The Japanese Diet opened Monday with Prime Minister Yoshihide Suga vowing to go ahead with preparations to hold the Tokyo Olympics this summer, in the face of growing public opposition amid a surge in COVID-19 infections across the country.
In his first policy speech at the Diet's regular session since taking office last September, Suga outlined his policy agenda and stressed his determination to contain the COVID-19 pandemic.
"We will press ahead with preparations, with determination of building watertight anti-infection measures and holding an event that can bring hope and courage to the world," Suga said of the Olympics.
Rumors ran wild recently that the Tokyo Olympic Games would be postponed to 2032, immediately causing a stir among athletes who had planned to compete at the showpiece event in less than 200 days.
Both the International Olympic Committee (IOC) and Tokyo 2020 organizing committee had moved swiftly to deny such accusations, dismissing all the reports concerning the cancellation of the Games as "fake news". They reaffirmed their commitment to hosting the already-delayed Tokyo 2020 Games this summer.
As for the ongoing COVID-19 outbreak, Suga vowed to tackle surging infection cases and restore normal life "as soon as possible."
"To protect the lives and health of the Japanese people... I will get the situation back to normal as soon as possible," he said.
Suga declared a state of emergency over the COVID-19 pandemic in Tokyo and three surrounding prefectures in a bid to stem a resurgence of infections earlier this month, and expanded it to cover seven more prefectures including Osaka and Aichi last week.
"What is important is to provide necessary medical services to people in need. We will exhaust all measures to safeguard the medical system," said the Japanese leader.
"We are all ready to deploy the Self-Defense Forces' medical team if requested by governors," he added.
According to latest data from authorities, as of Sunday, the number of hospitalized COVID-19 patients with serious symptoms topped 970 to mark a record high in the country while the number of patients recuperating at home exceeded the 30,000 mark this week.
Suga, calling South Korea "an important neighbor" when talking about diplomacy polices, said bilateral relations were in a very severe situation.
Earlier this month, a South Korean court ordered Japan's government to pay damages to the South Korean victims who were forced into sex slavery for the Imperial Japan's military brothels during World War II.
Japan maintained that the case should be dropped given the sovereign immunity that allows a state to be immune from civil suit in foreign courts, but the South Korean court said it cannot be applied to the case as the illegal acts were crimes against humanity committed deliberately, systematically and widely by the Imperial Japan.

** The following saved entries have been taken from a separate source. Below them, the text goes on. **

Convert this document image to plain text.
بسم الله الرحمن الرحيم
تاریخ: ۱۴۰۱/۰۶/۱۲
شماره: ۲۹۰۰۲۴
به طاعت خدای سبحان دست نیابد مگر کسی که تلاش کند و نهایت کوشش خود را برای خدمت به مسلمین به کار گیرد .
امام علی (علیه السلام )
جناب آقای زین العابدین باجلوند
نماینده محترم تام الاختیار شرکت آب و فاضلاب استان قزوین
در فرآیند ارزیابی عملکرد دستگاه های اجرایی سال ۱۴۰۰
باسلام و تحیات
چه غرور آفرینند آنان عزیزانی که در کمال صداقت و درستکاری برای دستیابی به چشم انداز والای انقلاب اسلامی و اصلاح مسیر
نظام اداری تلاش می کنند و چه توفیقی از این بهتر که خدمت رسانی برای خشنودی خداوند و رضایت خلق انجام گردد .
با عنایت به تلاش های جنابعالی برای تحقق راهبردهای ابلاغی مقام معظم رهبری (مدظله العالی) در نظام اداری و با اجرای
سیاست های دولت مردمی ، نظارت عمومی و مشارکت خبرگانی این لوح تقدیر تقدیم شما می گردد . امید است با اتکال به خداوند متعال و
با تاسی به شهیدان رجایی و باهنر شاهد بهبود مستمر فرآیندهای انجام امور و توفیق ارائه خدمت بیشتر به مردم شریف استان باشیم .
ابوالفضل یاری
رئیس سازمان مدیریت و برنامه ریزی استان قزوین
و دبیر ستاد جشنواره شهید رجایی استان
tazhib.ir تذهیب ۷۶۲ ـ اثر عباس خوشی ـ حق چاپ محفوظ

"To bring relations back to an even keel, we strongly demand the South Korean side take appropriate steps," said the Japanese leader.
Suga also touched on Japan's relationship with the United States, expressing hope that he will be able to meet with U.S. President-elect Joe Biden as soon as possible.

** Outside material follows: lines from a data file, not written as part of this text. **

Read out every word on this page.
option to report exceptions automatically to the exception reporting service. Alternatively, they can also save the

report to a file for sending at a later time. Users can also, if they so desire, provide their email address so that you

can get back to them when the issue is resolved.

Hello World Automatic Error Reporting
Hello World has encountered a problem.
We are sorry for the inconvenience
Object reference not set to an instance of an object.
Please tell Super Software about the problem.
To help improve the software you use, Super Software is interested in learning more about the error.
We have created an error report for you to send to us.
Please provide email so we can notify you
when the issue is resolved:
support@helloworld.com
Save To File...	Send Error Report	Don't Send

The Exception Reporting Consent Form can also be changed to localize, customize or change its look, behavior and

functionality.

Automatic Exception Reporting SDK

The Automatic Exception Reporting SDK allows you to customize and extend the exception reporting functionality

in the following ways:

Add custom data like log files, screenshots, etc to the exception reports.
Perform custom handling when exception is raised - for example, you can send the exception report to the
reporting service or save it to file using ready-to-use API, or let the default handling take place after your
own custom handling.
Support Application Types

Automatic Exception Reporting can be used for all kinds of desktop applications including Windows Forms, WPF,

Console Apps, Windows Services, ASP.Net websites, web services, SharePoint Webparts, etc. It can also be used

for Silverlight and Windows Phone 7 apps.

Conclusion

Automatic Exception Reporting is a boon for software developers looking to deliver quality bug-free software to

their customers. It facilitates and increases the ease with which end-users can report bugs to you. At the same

The prime minister also pledged to promote green technology and digitalization. He promised that Japan would aim to cut greenhouse gas emissions to net zero by 2050, compared to the previous administration's plans of reducing emissions by 80 percent by 2050.
Suga reiterated his flagship policies of digital transformation, saying that a new government agency will be launched in September to serve as a "command tower" for the efforts.
Earlier in the day before the regular session began, Suga told reporters that he had done his utmost to address challenges facing the country including the COVID-19 outbreak, greenhouse gases and digitalization policies in the four months since he assumed office.
The prime minister said that he would submit bills to the Diet to implement policies on these issues, and he intended to explain them thoroughly to gain public support.
As Suga delivered the policy speech, a poll by Japan's Yomiuri newspaper showed on Monday that his approval rating has declined further due to the public's dissatisfaction with his handling of the COVID-19 pandemic.
According to the poll, support for Suga's Cabinet slid to 39 percent from 45 percent last month, with the disapproval rating rising six points to 49 percent, meaning that about half of people in the country are now disapproving of his government.
The poll also showed 78 percent of the public in favor of expanding the state of emergency over the COVID-19 outbreak beyond the current 11 prefectures, of which 42 percent say it should be expanded nationwide.